Animal vivia há quase dez anos na Praia Brava, era cuidado pela comunidade e teve o caso transformado em inquérito policial após repercussão e protestos
A morte do cão comunitário conhecido como Orelha, na Praia Brava, em Florianópolis, transformou-se em um dos casos de maus-tratos a animais de maior repercussão recente em Santa Catarina. O cachorro, que vivia há quase dez anos sob os cuidados da comunidade local, foi brutalmente agredido e acabou não resistindo aos ferimentos.
Orelha, também chamado de Preto por alguns moradores, era presença constante na região. Alimentado, vacinado e protegido por comerciantes, pescadores e moradores, tornou-se um símbolo de convivência e afeto na Praia Brava. No entanto, no início de janeiro, o animal desapareceu, o que causou preocupação entre aqueles que costumavam cuidar dele.
Dias depois, durante uma caminhada, uma das moradoras encontrou o cão caído, com ferimentos graves em diferentes partes do corpo. Ele foi imediatamente levado a uma clínica veterinária, mas o quadro era irreversível. Diante do sofrimento intenso e das lesões profundas, os profissionais decidiram pela eutanásia.
As investigações apontam que Orelha foi vítima de agressões violentas, praticadas com pauladas. A Polícia Civil instaurou inquérito por meio da Delegacia de Proteção Animal, que passou a apurar as circunstâncias do crime. Quatro adolescentes foram identificados como suspeitos de cometer os atos infracionais de maus-tratos.

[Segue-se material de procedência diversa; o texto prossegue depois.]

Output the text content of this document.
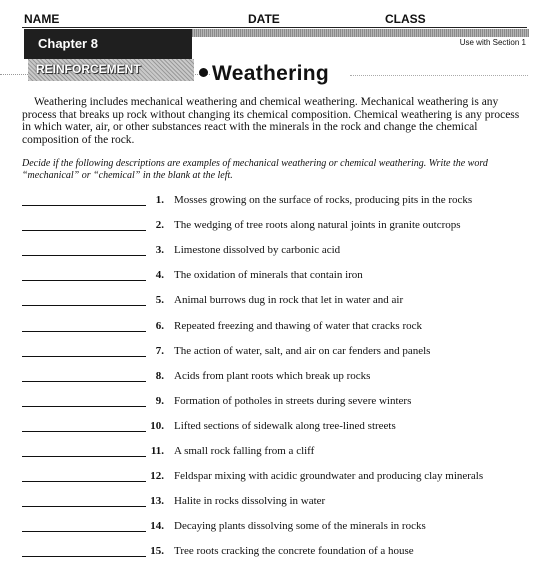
NAME	DATE	CLASS
Chapter 8	Use with Section 1
REINFORCEMENT	Weathering

Weathering includes mechanical weathering and chemical weathering. Mechanical weathering is any process that breaks up rock without changing its chemical composition. Chemical weathering is any process in which water, air, or other substances react with the minerals in the rock and change the chemical composition of the rock.

Decide if the following descriptions are examples of mechanical weathering or chemical weathering. Write the word “mechanical” or “chemical” in the blank at the left.

1. Mosses growing on the surface of rocks, producing pits in the rocks
2. The wedging of tree roots along natural joints in granite outcrops
3. Limestone dissolved by carbonic acid
4. The oxidation of minerals that contain iron
5. Animal burrows dug in rock that let in water and air
6. Repeated freezing and thawing of water that cracks rock
7. The action of water, salt, and air on car fenders and panels
8. Acids from plant roots which break up rocks
9. Formation of potholes in streets during severe winters
10. Lifted sections of sidewalk along tree-lined streets
11. A small rock falling from a cliff
12. Feldspar mixing with acidic groundwater and producing clay minerals
13. Halite in rocks dissolving in water
14. Decaying plants dissolving some of the minerals in rocks
15. Tree roots cracking the concrete foundation of a house
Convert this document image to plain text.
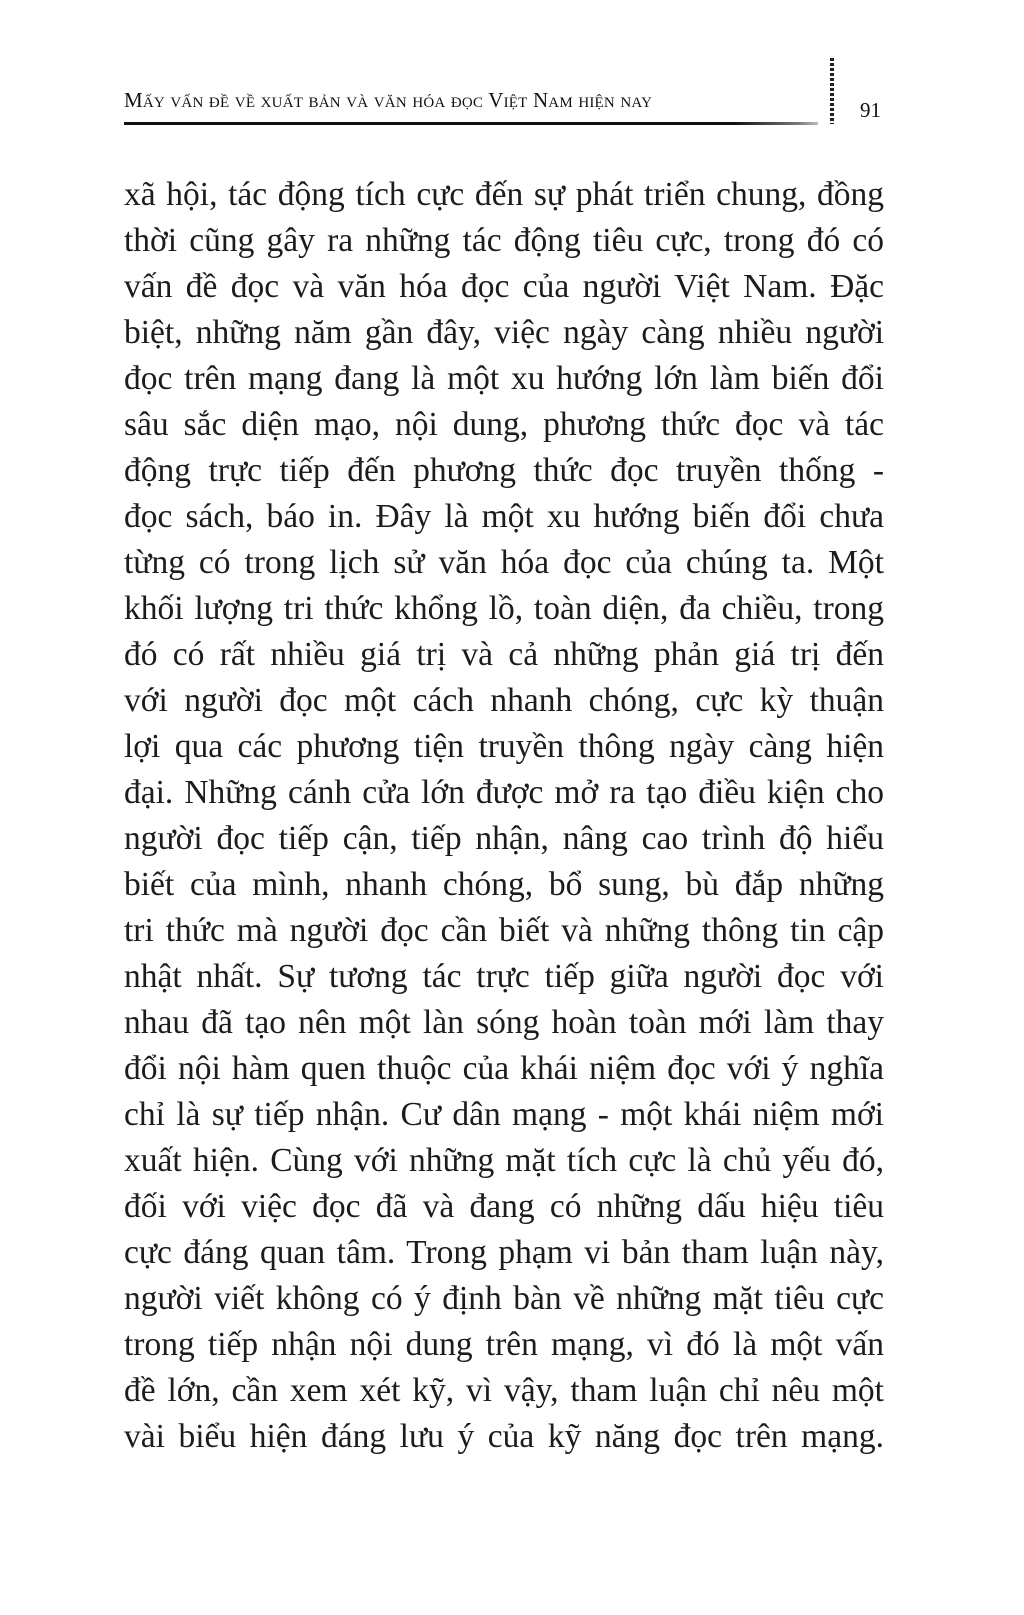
Mấy vấn đề về xuất bản và văn hóa đọc Việt Nam hiện nay	91
xã hội, tác động tích cực đến sự phát triển chung, đồng
thời cũng gây ra những tác động tiêu cực, trong đó có
vấn đề đọc và văn hóa đọc của người Việt Nam. Đặc
biệt, những năm gần đây, việc ngày càng nhiều người
đọc trên mạng đang là một xu hướng lớn làm biến đổi
sâu sắc diện mạo, nội dung, phương thức đọc và tác
động trực tiếp đến phương thức đọc truyền thống -
đọc sách, báo in. Đây là một xu hướng biến đổi chưa
từng có trong lịch sử văn hóa đọc của chúng ta. Một
khối lượng tri thức khổng lồ, toàn diện, đa chiều, trong
đó có rất nhiều giá trị và cả những phản giá trị đến
với người đọc một cách nhanh chóng, cực kỳ thuận
lợi qua các phương tiện truyền thông ngày càng hiện
đại. Những cánh cửa lớn được mở ra tạo điều kiện cho
người đọc tiếp cận, tiếp nhận, nâng cao trình độ hiểu
biết của mình, nhanh chóng, bổ sung, bù đắp những
tri thức mà người đọc cần biết và những thông tin cập
nhật nhất. Sự tương tác trực tiếp giữa người đọc với
nhau đã tạo nên một làn sóng hoàn toàn mới làm thay
đổi nội hàm quen thuộc của khái niệm đọc với ý nghĩa
chỉ là sự tiếp nhận. Cư dân mạng - một khái niệm mới
xuất hiện. Cùng với những mặt tích cực là chủ yếu đó,
đối với việc đọc đã và đang có những dấu hiệu tiêu
cực đáng quan tâm. Trong phạm vi bản tham luận này,
người viết không có ý định bàn về những mặt tiêu cực
trong tiếp nhận nội dung trên mạng, vì đó là một vấn
đề lớn, cần xem xét kỹ, vì vậy, tham luận chỉ nêu một
vài biểu hiện đáng lưu ý của kỹ năng đọc trên mạng.
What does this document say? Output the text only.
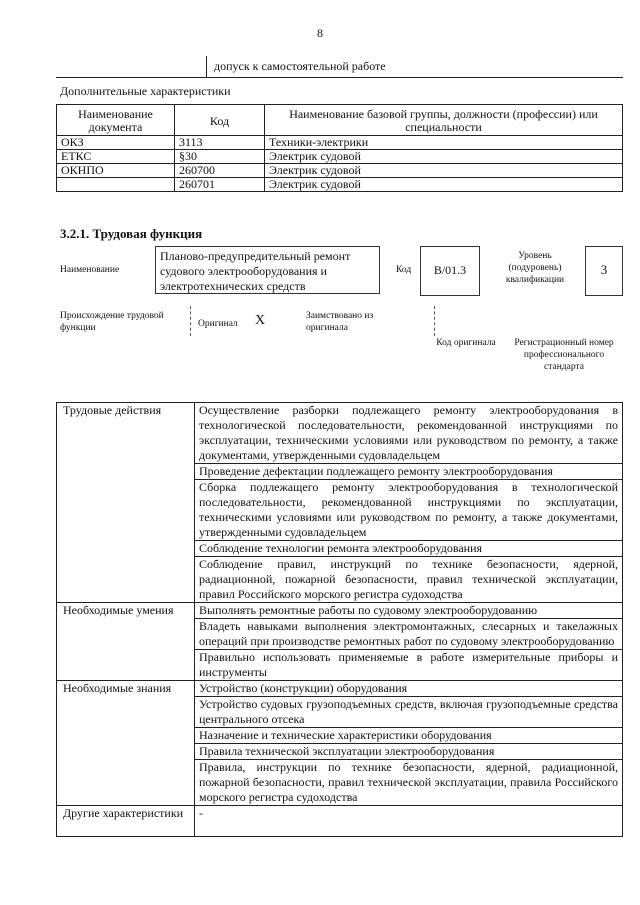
8
допуск к самостоятельной работе
Дополнительные характеристики
Наименование документа	Код	Наименование базовой группы, должности (профессии) или специальности
ОКЗ	3113	Техники-электрики
ЕТКС	§30	Электрик судовой
ОКНПО	260700	Электрик судовой
	260701	Электрик судовой
3.2.1. Трудовая функция
Наименование
Планово-предупредительный ремонт судового электрооборудования и электротехнических средств
Код	B/01.3
Уровень (подуровень) квалификации
3
Происхождение трудовой функции	Оригинал X	Заимствовано из оригинала
Код оригинала	Регистрационный номер профессионального стандарта
Трудовые действия	Осуществление разборки подлежащего ремонту электрооборудования в технологической последовательности, рекомендованной инструкциями по эксплуатации, техническими условиями или руководством по ремонту, а также документами, утвержденными судовладельцем
	Проведение дефектации подлежащего ремонту электрооборудования
	Сборка подлежащего ремонту электрооборудования в технологической последовательности, рекомендованной инструкциями по эксплуатации, техническими условиями или руководством по ремонту, а также документами, утвержденными судовладельцем
	Соблюдение технологии ремонта электрооборудования
	Соблюдение правил, инструкций по технике безопасности, ядерной, радиационной, пожарной безопасности, правил технической эксплуатации, правил Российского морского регистра судоходства
Необходимые умения	Выполнять ремонтные работы по судовому электрооборудованию
	Владеть навыками выполнения электромонтажных, слесарных и такелажных операций при производстве ремонтных работ по судовому электрооборудованию
	Правильно использовать применяемые в работе измерительные приборы и инструменты
Необходимые знания	Устройство (конструкции) оборудования
	Устройство судовых грузоподъемных средств, включая грузоподъемные средства центрального отсека
	Назначение и технические характеристики оборудования
	Правила технической эксплуатации электрооборудования
	Правила, инструкции по технике безопасности, ядерной, радиационной, пожарной безопасности, правил технической эксплуатации, правила Российского морского регистра судоходства
Другие характеристики	-
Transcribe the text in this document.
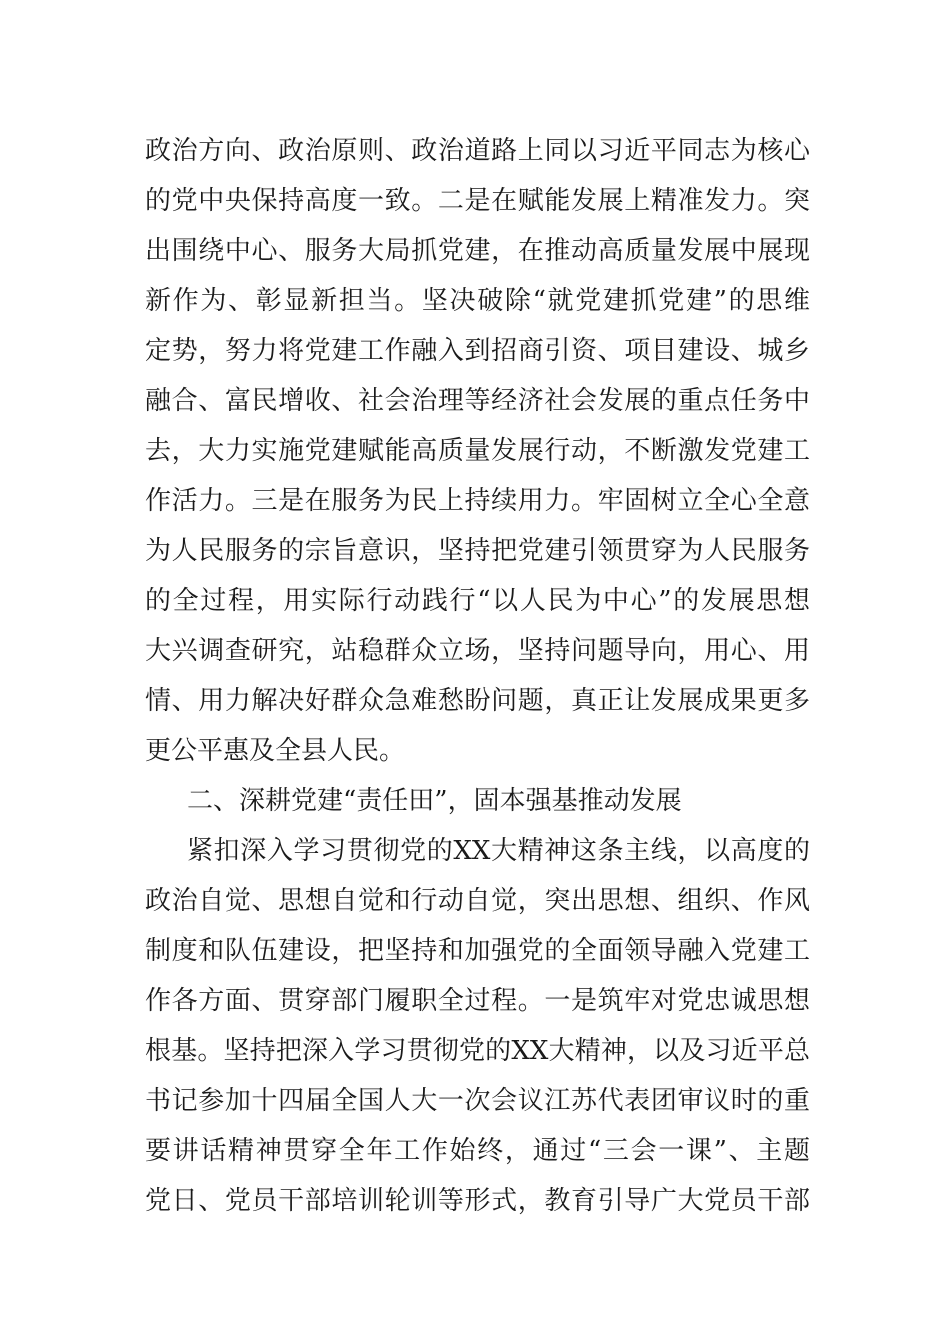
政治方向、政治原则、政治道路上同以习近平同志为核心
的党中央保持高度一致。二是在赋能发展上精准发力。突
出围绕中心、服务大局抓党建，在推动高质量发展中展现
新作为、彰显新担当。坚决破除“就党建抓党建”的思维
定势，努力将党建工作融入到招商引资、项目建设、城乡
融合、富民增收、社会治理等经济社会发展的重点任务中
去，大力实施党建赋能高质量发展行动，不断激发党建工
作活力。三是在服务为民上持续用力。牢固树立全心全意
为人民服务的宗旨意识，坚持把党建引领贯穿为人民服务
的全过程，用实际行动践行“以人民为中心”的发展思想
大兴调查研究，站稳群众立场，坚持问题导向，用心、用
情、用力解决好群众急难愁盼问题，真正让发展成果更多
更公平惠及全县人民。
二、深耕党建“责任田”，固本强基推动发展
紧扣深入学习贯彻党的XX大精神这条主线，以高度的
政治自觉、思想自觉和行动自觉，突出思想、组织、作风
制度和队伍建设，把坚持和加强党的全面领导融入党建工
作各方面、贯穿部门履职全过程。一是筑牢对党忠诚思想
根基。坚持把深入学习贯彻党的XX大精神，以及习近平总
书记参加十四届全国人大一次会议江苏代表团审议时的重
要讲话精神贯穿全年工作始终，通过“三会一课”、主题
党日、党员干部培训轮训等形式，教育引导广大党员干部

O caso gerou forte comoção social e levou moradores da Praia Brava a organizarem manifestações pedindo justiça. Em dois protestos realizados na região, dezenas de pessoas caminharam pelas ruas com cartazes e palavras de ordem, cobrando respostas das autoridades e punição aos responsáveis. Para a comunidade, a morte de Orelha representou não apenas a perda de um animal, mas uma violência contra um símbolo coletivo.
Durante a apuração, surgiram indícios de que outro cão comunitário da região, chamado Caramelo, também teria sido alvo de agressões pelo mesmo grupo. Segundo a Polícia Civil, o animal chegou a ser levado ao mar em uma tentativa de afogamento, mas conseguiu escapar e foi encontrado posteriormente sem ferimentos graves.
A repercussão do caso levou o delegado-geral da Polícia Civil de Santa Catarina, Ulisses Gabriel, a se manifestar publicamente. Em vídeo divulgado nas redes sociais, ele afirmou que a investigação avançava e que os envolvidos seriam responsabilizados. O governador do Estado, Jorginho Mello, também declarou acompanhar o caso de perto, afirmando que as provas reunidas causam indignação.
Com o avanço das investigações, mandados de busca e apreensão foram cumpridos nas residências dos adolescentes suspeitos e de seus familiares. Aparelhos eletrônicos foram recolhidos e encaminhados para perícia. Além dos maus-tratos, a polícia passou a investigar possíveis crimes de coação no curso do processo, envolvendo adultos ligados aos suspeitos.
O Ministério Público de Santa Catarina acompanha o caso e deve ouvir os adolescentes nos próximos dias. A apuração segue em andamento, enquanto a morte de Orelha continua mobilizando debates sobre violência contra animais, responsabilidade penal de adolescentes e a necessidade de proteção efetiva aos cães e gatos comunitários.